By: Bart Baesens, Seppe vanden Broucke

This QA first appeared in Data Science Briefings, the DataMiningApps newsletter as a “Free Tweet Consulting Experience” — where we answer a data science or analytics question of 140 characters maximum. Also want to submit your question? Just Tweet us @DataMiningApps. Want to remain anonymous? Then send us a direct message and we’ll keep all your details private. Subscribe now for free if you want to be the first to receive our articles and stay up to data on data science news, or follow us @DataMiningApps.

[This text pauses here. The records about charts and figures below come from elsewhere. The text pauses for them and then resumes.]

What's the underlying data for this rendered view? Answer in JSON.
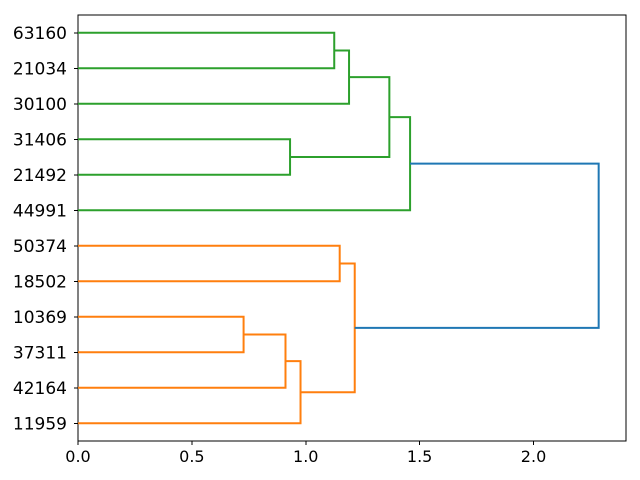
{
  "figure": {
    "background": "#ffffff",
    "title": ""
  },
  "chart_data": {
    "type": "dendrogram",
    "orientation": "left-to-right",
    "title": "",
    "xlabel": "",
    "ylabel": "",
    "grid": false,
    "legend": null,
    "xlim": [
      0,
      2.406
    ],
    "x_tick_values": [
      0,
      0.5,
      1.0,
      1.5,
      2.0
    ],
    "x_tick_labels": [
      "0.0",
      "0.5",
      "1.0",
      "1.5",
      "2.0"
    ],
    "leaves": [
      "63160",
      "21034",
      "30100",
      "31406",
      "21492",
      "44991",
      "50374",
      "18502",
      "10369",
      "37311",
      "42164",
      "11959"
    ],
    "links": [
      {
        "id": "n1",
        "children": [
          "63160",
          "21034"
        ],
        "height": 1.125,
        "color_key": "green"
      },
      {
        "id": "n2",
        "children": [
          "n1",
          "30100"
        ],
        "height": 1.19,
        "color_key": "green"
      },
      {
        "id": "n3",
        "children": [
          "31406",
          "21492"
        ],
        "height": 0.931,
        "color_key": "green"
      },
      {
        "id": "n4",
        "children": [
          "n2",
          "n3"
        ],
        "height": 1.367,
        "color_key": "green"
      },
      {
        "id": "n5",
        "children": [
          "n4",
          "44991"
        ],
        "height": 1.458,
        "color_key": "green"
      },
      {
        "id": "n6",
        "children": [
          "50374",
          "18502"
        ],
        "height": 1.149,
        "color_key": "orange"
      },
      {
        "id": "n7",
        "children": [
          "10369",
          "37311"
        ],
        "height": 0.727,
        "color_key": "orange"
      },
      {
        "id": "n8",
        "children": [
          "n7",
          "42164"
        ],
        "height": 0.911,
        "color_key": "orange"
      },
      {
        "id": "n9",
        "children": [
          "n8",
          "11959"
        ],
        "height": 0.977,
        "color_key": "orange"
      },
      {
        "id": "n10",
        "children": [
          "n6",
          "n9"
        ],
        "height": 1.215,
        "color_key": "orange"
      },
      {
        "id": "n11",
        "children": [
          "n5",
          "n10"
        ],
        "height": 2.286,
        "color_key": "blue"
      }
    ],
    "colors": {
      "green": "#2ca02c",
      "orange": "#ff7f0e",
      "blue": "#1f77b4",
      "frame": "#000000",
      "text": "#000000"
    }
  }
}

You asked: Does it make sense to do categorization of continuous variables?

Our answer:

For continuous variables, categorization may be very beneficial. Consider e.g. the age variable and its risk as depicted in the figure below.  Clearly, there is a non-monotonous relation between risk and age. If a non-linear model (e.g. neural network, support vector machine) would be used, then the non-linearity can be perfectly modeled. However, if a regression model would be used (which is typically more common because of its interpretability), then since it can only fit a line, it will miss out on the non-monotonicity. By categorizing the variable into ranges, part of the non-monotonicity can be taken into account in the regression. Hence, categorization of continuous variables can be useful to model non-linear effects into linear models.